In this study, the mean age in group I was 28.2 years and in group, II was 30.4 years, male: female ratio was 18:12 in group I and 16:14 in group II, mean weight was 56.2 Kgs in group I and 58.1 Kgs in group II and ASA I/II was 13/17 in group I and 19/11 in group II. Jammar et al, ^[10] conducted a study in which 80 patients of ASA I and II in the age group of 20-60 years were selected. Patients were divided into two groups of 40 each, group A received intravenously 3×ED95 (0.15 mg/kg) loading dose of cisatracurium and group B received intravenously 4×ED95 (0.2 mg/kg) loading dose of cisatracurium. After induction, MAP and HR shows a decrease in both groups but neither statistically nor clinically significant. Better hemodynamic stability and longer duration of action were found in group B compared to group A. No adverse effects were noted in both groups. 4×ED95 dose of cisatracurium provides a longer duration of action and a more stable hemodynamic status than 3×ED95. No associated signs of histamine release were detected clinically. ^[11]

We found that mean heart rate was 98.2 beats/min, 96.1 beats/mins and 109.3 beats/mins at baseline, after injection of muscle relaxant and after the attempt of intubation respectively in group I. In group II was 93.5 beats/min, 98.5 beats/min and 97.4 beats/min respectively in group II. Shrey et al, ^[11] in their study 90 patients, 6 months-5 years, ASA class I &II were randomly allocated to cisatracurium and atracurium group. After the administration of the induction agent, a dose of neuromuscular blocking drug atracurium 0.5mg/kg or cisatracurium 0.2mg/kg was given to the patients. The intubating conditions were graded using 'Cooper et al' scoring system. In the atracurium group, the mean score according to 'Cooper et al' scale was 6.86±0.54, whereas in the cisatracurium group it was 8.12±0.64, the difference between the groups was statistically significant. The Time of onset was found to be 2.7±0.12 minutes in the cisatracurium group and 3.28±0.64 minutes in the atracurium group. The Duration of action was 64.6±6.18 minutes in the cisatracurium group as compared to 35.4±4.64minutes in the atracurium group. Cisatracurium (0.2mg/kg) is more efficacious as compared to atracurium (0.5mg/kg) with respect to intubating conditions, it has a faster onset of action, good intraoperative hemodynamic parameters, longer duration of action with no side effects.

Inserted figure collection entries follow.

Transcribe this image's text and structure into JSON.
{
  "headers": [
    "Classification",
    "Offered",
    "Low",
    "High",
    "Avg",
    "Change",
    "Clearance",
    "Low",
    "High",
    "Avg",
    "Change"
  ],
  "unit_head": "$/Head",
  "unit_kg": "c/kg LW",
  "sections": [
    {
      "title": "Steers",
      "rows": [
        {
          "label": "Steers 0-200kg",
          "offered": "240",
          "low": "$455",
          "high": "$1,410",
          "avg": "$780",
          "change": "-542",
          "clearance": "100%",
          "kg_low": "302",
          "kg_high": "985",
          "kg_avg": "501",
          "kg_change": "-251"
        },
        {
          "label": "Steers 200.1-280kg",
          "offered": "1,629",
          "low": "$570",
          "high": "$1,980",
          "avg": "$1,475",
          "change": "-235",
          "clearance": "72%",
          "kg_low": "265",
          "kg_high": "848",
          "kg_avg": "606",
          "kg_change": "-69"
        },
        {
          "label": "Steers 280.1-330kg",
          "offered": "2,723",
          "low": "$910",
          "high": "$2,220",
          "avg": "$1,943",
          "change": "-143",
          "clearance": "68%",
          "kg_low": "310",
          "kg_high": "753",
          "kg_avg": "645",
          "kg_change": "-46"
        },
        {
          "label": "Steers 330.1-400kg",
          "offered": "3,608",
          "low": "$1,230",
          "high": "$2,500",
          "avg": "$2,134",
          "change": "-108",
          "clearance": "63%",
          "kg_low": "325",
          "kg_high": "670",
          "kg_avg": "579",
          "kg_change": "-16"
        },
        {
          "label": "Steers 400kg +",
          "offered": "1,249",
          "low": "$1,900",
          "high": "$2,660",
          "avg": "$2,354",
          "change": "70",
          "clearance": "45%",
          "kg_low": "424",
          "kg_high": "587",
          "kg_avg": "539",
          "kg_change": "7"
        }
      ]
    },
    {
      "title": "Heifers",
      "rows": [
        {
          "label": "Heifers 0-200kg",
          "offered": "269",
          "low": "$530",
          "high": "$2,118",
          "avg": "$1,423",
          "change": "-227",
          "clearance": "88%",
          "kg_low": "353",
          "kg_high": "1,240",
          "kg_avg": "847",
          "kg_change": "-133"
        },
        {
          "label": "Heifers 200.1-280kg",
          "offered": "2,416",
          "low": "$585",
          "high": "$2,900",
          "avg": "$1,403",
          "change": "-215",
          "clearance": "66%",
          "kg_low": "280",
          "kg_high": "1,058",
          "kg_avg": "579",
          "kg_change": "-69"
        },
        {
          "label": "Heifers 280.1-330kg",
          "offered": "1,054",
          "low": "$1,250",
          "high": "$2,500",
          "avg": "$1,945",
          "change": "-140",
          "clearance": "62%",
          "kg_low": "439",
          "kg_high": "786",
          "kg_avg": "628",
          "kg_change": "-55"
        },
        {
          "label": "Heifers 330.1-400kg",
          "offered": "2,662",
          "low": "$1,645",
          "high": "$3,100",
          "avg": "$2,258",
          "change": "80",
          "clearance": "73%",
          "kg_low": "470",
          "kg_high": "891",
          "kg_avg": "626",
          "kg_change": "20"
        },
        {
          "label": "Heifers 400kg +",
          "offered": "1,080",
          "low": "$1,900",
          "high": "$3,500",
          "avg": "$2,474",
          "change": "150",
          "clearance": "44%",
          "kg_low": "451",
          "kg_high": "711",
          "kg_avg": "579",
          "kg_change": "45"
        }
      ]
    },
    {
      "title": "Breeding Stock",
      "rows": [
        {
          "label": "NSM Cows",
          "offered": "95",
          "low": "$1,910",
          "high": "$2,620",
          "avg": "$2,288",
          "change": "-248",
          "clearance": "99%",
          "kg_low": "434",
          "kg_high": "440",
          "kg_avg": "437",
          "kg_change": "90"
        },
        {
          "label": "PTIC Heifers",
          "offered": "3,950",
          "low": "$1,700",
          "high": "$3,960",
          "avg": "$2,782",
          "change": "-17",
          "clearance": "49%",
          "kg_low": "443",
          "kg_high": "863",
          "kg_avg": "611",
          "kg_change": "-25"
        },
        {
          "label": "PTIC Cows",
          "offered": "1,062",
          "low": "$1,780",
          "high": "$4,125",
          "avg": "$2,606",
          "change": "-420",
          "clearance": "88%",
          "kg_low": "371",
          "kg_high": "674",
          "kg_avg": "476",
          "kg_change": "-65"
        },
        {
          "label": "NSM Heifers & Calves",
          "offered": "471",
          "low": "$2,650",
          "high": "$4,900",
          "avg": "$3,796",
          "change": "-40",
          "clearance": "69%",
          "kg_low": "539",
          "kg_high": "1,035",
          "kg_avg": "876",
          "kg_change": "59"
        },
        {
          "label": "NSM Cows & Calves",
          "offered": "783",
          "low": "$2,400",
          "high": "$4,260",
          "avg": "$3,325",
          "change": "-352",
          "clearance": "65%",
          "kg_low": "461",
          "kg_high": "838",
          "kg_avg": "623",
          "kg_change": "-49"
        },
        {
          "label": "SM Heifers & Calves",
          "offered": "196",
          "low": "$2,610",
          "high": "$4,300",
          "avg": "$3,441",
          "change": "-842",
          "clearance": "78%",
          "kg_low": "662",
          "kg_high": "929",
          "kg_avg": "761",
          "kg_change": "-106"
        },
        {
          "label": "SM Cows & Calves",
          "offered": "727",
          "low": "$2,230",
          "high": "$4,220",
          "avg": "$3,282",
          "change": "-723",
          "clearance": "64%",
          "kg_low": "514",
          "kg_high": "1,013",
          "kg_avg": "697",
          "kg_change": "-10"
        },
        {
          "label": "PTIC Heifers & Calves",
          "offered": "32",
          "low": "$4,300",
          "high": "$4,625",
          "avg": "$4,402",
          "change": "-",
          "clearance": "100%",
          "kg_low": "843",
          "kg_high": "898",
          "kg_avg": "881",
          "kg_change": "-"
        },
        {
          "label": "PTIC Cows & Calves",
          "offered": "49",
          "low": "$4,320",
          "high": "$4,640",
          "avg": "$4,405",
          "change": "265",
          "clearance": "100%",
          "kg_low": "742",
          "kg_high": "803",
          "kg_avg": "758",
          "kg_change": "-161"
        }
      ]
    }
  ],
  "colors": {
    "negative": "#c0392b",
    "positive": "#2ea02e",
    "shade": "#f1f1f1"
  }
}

We found that mean arterial pressure was 89.6 mm Hg, 93.7 mm Hg and 98.5 mm Hg at baseline, after injection of muscle relaxant and after the attempt of intubation respectively in group I. In group II was 90.4 mm Hg, 92.5 mm Hg and 94.1 mm Hg respectively in group II. Amini Shahram et al, ^[12] studied the effects of different doses of cisatracurium on the appropriate time for endotracheal intubation and hemodynamic changes during anesthesia and found that the mean clinical duration of action (recovery of evoked response to 25% 0f control) with 0.15 mg/kg was 44.93±5.40 minutes while with 0.2 mg/kg was 57.03±4.21 minutes.

The shortcoming of the study is the small sample size.

Conclusion

The authors found that cisatracurium is more efficacious as compared to atracurium with respect to intubating conditions.